Yes, I know that. And I GREATLY appreciate it, and all the rest of the information you included. Believe me, I'm not criticising you at all! I am criticising the ones at Sun who decided that good engineering was too expensive, or tiresome, or hard. And, a little bit, the FreeNAS folk for abandoning UFS rather than gluing the useful (e.g. scrubbing) features to it.
I didn't take your post as criticizing me. I took the stance that you don't want to kill the messenger, but the message sucks.
Quite literally, OpenZFS is doing some great things to make it scale down smaller (to the scale that home users are a bit more tasty to wanting to use it). There were problems that have plagued ZFS for a long time, and only an expert ZFS admin would know not to do them. A great example is the async destroy of datasets.
Say you had a 20TB dataset that you wanted to destroy. Until circa 2013, you literally had to delete all the contents, *then* destroy the dataset. ZFS destroy commands were syncronous before that. That meant that if your dataset had 20TB, you had to delete all 20TB in 1 single transaction. That sucked because you could literally take the zpool out of commission while zfs went looking for all the bits that needed to be cleared. In some cases it took mere hours, in other cases multiple days. Every ZFS admin at Sun knew about this potential problem, and made customers *very* aware of the issue and to "not do that". I've personally seen customers in production destroy a zvol that was 20TB, and then the system stopped all activity while zfs tried to do its cleanup, ultimately locking out all workloads. (Remember that the workloads cannot write to the zpool if the transaction is trying to be closed and is a destroy.) So the customer, thinking he did something very wrong, rebooted the machine. The problem: Rebooting just means that when ZFS goes to mount the zpool it *must* complete that transaction before the mount process can begin. You might give it a few hours, then you hit the reset button again. Unfortunately you have a new problem. Every time you reboot ZFS has to restart, from scratch, the destroy command. So you did yourself no favors by interrupting it. The only solution was to wait it out, no matter how long, or simply give up on ever getting the data off of that zpool. I have personally seen people take production systems and literally make them useless for 5 days because they did exactly this.

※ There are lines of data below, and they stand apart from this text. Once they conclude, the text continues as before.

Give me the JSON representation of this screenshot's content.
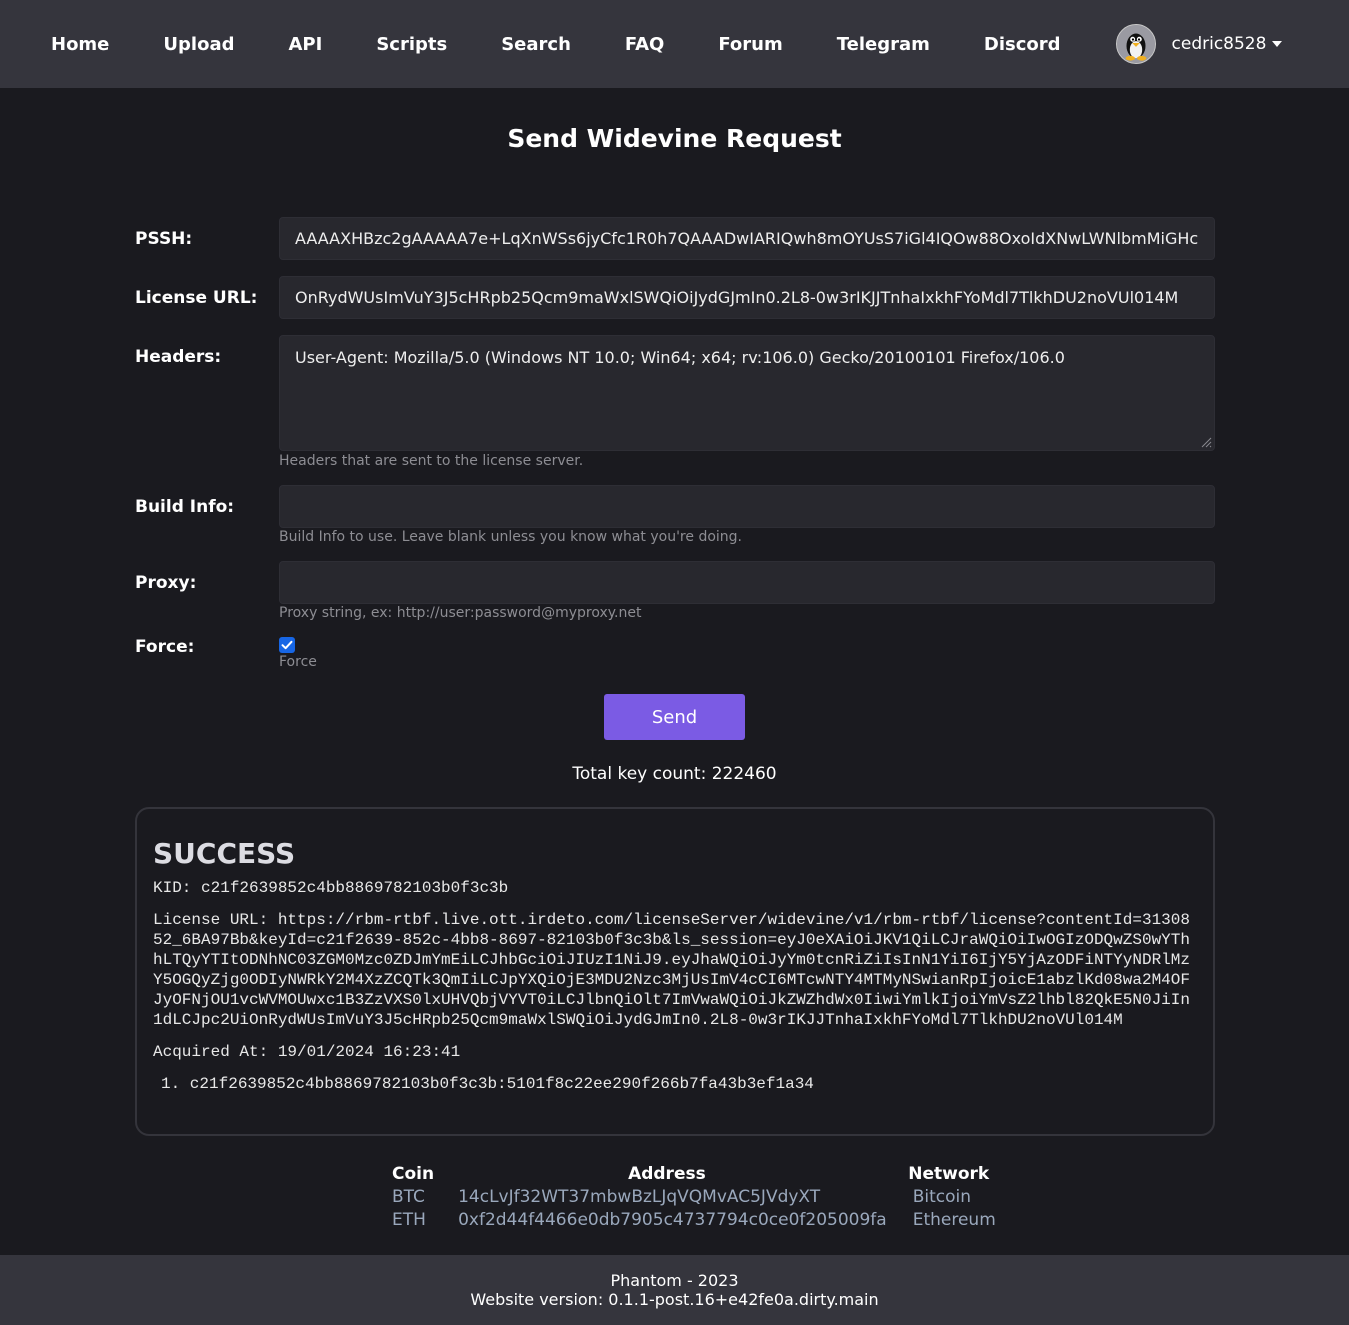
{
  "nav": {
    "items": [
      {
        "label": "Home"
      },
      {
        "label": "Upload"
      },
      {
        "label": "API"
      },
      {
        "label": "Scripts"
      },
      {
        "label": "Search"
      },
      {
        "label": "FAQ"
      },
      {
        "label": "Forum"
      },
      {
        "label": "Telegram"
      },
      {
        "label": "Discord"
      }
    ],
    "username": "cedric8528",
    "avatar_icon": "penguin-icon"
  },
  "page": {
    "title": "Send Widevine Request"
  },
  "form": {
    "pssh_label": "PSSH:",
    "pssh_value": "AAAAXHBzc2gAAAAA7e+LqXnWSs6jyCfc1R0h7QAAADwIARIQwh8mOYUsS7iGl4IQOw88OxoIdXNwLWNlbmMiGHc",
    "license_label": "License URL:",
    "license_value": "OnRydWUsImVuY3J5cHRpb25Qcm9maWxlSWQiOiJydGJmIn0.2L8-0w3rIKJJTnhaIxkhFYoMdl7TlkhDU2noVUl014M",
    "headers_label": "Headers:",
    "headers_value": "User-Agent: Mozilla/5.0 (Windows NT 10.0; Win64; x64; rv:106.0) Gecko/20100101 Firefox/106.0",
    "headers_help": "Headers that are sent to the license server.",
    "build_label": "Build Info:",
    "build_value": "",
    "build_help": "Build Info to use. Leave blank unless you know what you're doing.",
    "proxy_label": "Proxy:",
    "proxy_value": "",
    "proxy_help": "Proxy string, ex: http://user:password@myproxy.net",
    "force_label": "Force:",
    "force_checked": true,
    "force_help": "Force",
    "send_label": "Send"
  },
  "stats": {
    "key_count": "Total key count: 222460"
  },
  "result": {
    "status": "SUCCESS",
    "kid": "KID: c21f2639852c4bb8869782103b0f3c3b",
    "license_url": "License URL: https://rbm-rtbf.live.ott.irdeto.com/licenseServer/widevine/v1/rbm-rtbf/license?contentId=3130852_6BA97Bb&keyId=c21f2639-852c-4bb8-8697-82103b0f3c3b&ls_session=eyJ0eXAiOiJKV1QiLCJraWQiOiIwOGIzODQwZS0wYThhLTQyYTItODNhNC03ZGM0Mzc0ZDJmYmEiLCJhbGciOiJIUzI1NiJ9.eyJhaWQiOiJyYm0tcnRiZiIsInN1YiI6IjY5YjAzODFiNTYyNDRlMzY5OGQyZjg0ODIyNWRkY2M4XzZCQTk3QmIiLCJpYXQiOjE3MDU2Nzc3MjUsImV4cCI6MTcwNTY4MTMyNSwianRpIjoicE1abzlKd08wa2M4OFJyOFNjOU1vcWVMOUwxc1B3ZzVXS0lxUHVQbjVYVT0iLCJlbnQiOlt7ImVwaWQiOiJkZWZhdWx0IiwiYmlkIjoiYmVsZ2lhbl82QkE5N0JiIn1dLCJpc2UiOnRydWUsImVuY3J5cHRpb25Qcm9maWxlSWQiOiJydGJmIn0.2L8-0w3rIKJJTnhaIxkhFYoMdl7TlkhDU2noVUl014M",
    "acquired": "Acquired At: 19/01/2024 16:23:41",
    "keys": [
      "1. c21f2639852c4bb8869782103b0f3c3b:5101f8c22ee290f266b7fa43b3ef1a34"
    ]
  },
  "donations": {
    "headers": [
      "Coin",
      "Address",
      "Network"
    ],
    "rows": [
      [
        "BTC",
        "14cLvJf32WT37mbwBzLJqVQMvAC5JVdyXT",
        "Bitcoin"
      ],
      [
        "ETH",
        "0xf2d44f4466e0db7905c4737794c0ce0f205009fa",
        "Ethereum"
      ]
    ]
  },
  "footer": {
    "line1": "Phantom - 2023",
    "line2": "Website version: 0.1.1-post.16+e42fe0a.dirty.main"
  },
  "colors": {
    "background": "#1a1a1f",
    "navbar": "#35353d",
    "accent": "#7b5be4",
    "checkbox": "#1766e5"
  }
}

Now that Sun is gone and Oracle has closed their ZFS branch, the OpenZFS project created the feature flag "feature@async_destroy". Now ZFS destroys the dataset immediately, then clears the disk space using available I/O (scheduled to not conflict with workload I/O). So if you had a 20TB dataset you destroyed, you wouldn't see the disk space be immediately available. Every transaction (5 seconds by default on FreeNAS) you'd see a little more free space than the previous 5 seconds. Workloads continue doing what they need to do and everyone is happy. I've seen 12TB datasets get destroyed and freed in about 6 hours.
You'll probably not hear about this problem (and it was rarely discussed in these forums) but it absolutely existed, and for a few people, they learned the hard way that ZFS expected you to be a pro at ZFS. That was Sun's expectations, but it gets harder to manage when every "user" must also be "an expert" to have a good experience.
There is lots more coming from OpenZFS in the future that will resolve more long-term issues. Big ones I'm aware of for the future is l2arc compression and l2arc not being discarded on a reboot. Of course everyone wants BPR (Block Pointer Rewrite) as that allows you to defrag a zpool (awesomeness!). But that's something that is looking more and more like "not easily to implement" and "someone is gonna have to rob large bags of money to get the required developer resources to make it all work" with each passing year. Someone (I forget who) even went so far as to say that if they had the required funding now, implementing it could very well be impossible because of technical factors.
The harsh reality is that Sun's ZFS was limited in scope relative to what it is today. We still have some of those issues, and those issues will, for the foreseeable future (and possible for the life of ZFS) exist. Just as Fat32 is limited to 4GB files (and virtually anyone that uses Windows is aware of that limitation among others) ZFS has its own quirks.
Sun's goal was to make a file system, from the ground up, that was supposed to be incorruptible, scaleable to mind-boggling sizes, yet still perform well. With those kinds of things to consider you'll have to make engineering decisions that will make someone, somewhere, unhappy. For Sun, it was relatively easy to do certain things like "expect your ZFS admin to be an expert" because Sun wanted your support contract (and the money). It was easy for them to also say "you won't want to make a small zpool of multiple disks with no redundancy and expect a zpool to continue to function" because that was not their target customer.
ZFS scales up very well (it was engineered to do so for the long-term) but doesn't scale down very well for home users. So either you 'upsell' your server to something that serves ZFS pretty well, or you are simply SOL. :(
I've never had a file server with 32GB of RAM before my current FreeNAS server. I'm planning to go bigger during the summer. The question is whether I'll start off at 128GB or 96GB.